ÖGB: Privatisierungswahn führt zu Jobverlusten

Leitender Sekretär im ÖGB, Dr. Richard Leutner: Seit 1998 um rund 7.500 Arbeitsplätze weniger

Wien (ÖGB) - "Innerhalb von sieben Jahren haben Privatisierungen von im Eigentum der Republik Österreich stehenden Unternehmen dazu geführt, dass es rund 20 Prozent weniger Beschäftigte in diesen Unternehmen gibt.

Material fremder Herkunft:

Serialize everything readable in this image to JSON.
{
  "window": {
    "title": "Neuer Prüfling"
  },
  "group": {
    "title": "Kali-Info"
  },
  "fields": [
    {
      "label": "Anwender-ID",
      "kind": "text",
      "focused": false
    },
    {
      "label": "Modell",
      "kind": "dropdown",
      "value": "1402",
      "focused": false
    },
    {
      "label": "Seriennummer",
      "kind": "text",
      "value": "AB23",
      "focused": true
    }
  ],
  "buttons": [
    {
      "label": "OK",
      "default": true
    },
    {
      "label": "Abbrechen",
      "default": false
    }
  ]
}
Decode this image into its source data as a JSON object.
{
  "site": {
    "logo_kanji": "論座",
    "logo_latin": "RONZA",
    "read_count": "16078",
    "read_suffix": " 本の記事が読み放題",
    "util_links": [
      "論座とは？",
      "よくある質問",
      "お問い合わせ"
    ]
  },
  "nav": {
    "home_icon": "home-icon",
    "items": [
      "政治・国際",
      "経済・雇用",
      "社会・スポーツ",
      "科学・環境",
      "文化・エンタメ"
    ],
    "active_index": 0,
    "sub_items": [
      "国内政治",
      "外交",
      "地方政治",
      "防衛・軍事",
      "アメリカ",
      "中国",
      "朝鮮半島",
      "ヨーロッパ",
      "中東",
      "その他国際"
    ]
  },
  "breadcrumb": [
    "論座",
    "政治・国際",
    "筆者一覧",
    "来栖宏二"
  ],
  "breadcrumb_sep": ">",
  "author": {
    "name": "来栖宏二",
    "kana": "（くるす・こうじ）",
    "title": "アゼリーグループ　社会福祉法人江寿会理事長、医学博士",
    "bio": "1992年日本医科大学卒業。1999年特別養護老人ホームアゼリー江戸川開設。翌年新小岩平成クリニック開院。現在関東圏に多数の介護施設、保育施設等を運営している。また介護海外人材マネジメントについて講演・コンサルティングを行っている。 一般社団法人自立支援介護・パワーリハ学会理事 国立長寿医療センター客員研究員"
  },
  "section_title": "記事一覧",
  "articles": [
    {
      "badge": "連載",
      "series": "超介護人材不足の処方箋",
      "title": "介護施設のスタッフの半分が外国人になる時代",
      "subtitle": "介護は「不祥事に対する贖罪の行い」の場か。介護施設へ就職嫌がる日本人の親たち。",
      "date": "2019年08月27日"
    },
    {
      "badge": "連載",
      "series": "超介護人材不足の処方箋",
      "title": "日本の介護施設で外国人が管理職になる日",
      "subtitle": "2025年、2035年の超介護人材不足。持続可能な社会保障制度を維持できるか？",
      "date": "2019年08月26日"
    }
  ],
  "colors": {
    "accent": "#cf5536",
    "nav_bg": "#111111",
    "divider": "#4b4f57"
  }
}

Rund 7.500 Jobs sind dadurch seit 1998 verloren gegangen", stellt Richard Leutner, Leitender Sekretär im ÖGB, in Zusammenhang mit der aktuellen Diskussion um den geplanten Börsegang der Post fest.++++

Für den ÖGB sei der Ausverkauf und das Verscherbeln österreichischen Eigentums der falsche Weg und eine verfehlte Wirtschaftspolitik, kritisiert Leutner. Vor allem sei diese Politik kurzsichtig, da der Verkauf profitabler Unternehmen lediglich einen Einmaleffekt zum Stopfen von Budgetlöchern bringe. Nutznießer sind in erster Linie die neuen Eigentümer und Aktionäre, die sich Jahr für Jahr über beachtliche Dividenden freuen dürfen, während für die Republik Österreich diese Gewinne zur Finanzierung staatlicher Aufgaben ein für alle Mal verloren sind.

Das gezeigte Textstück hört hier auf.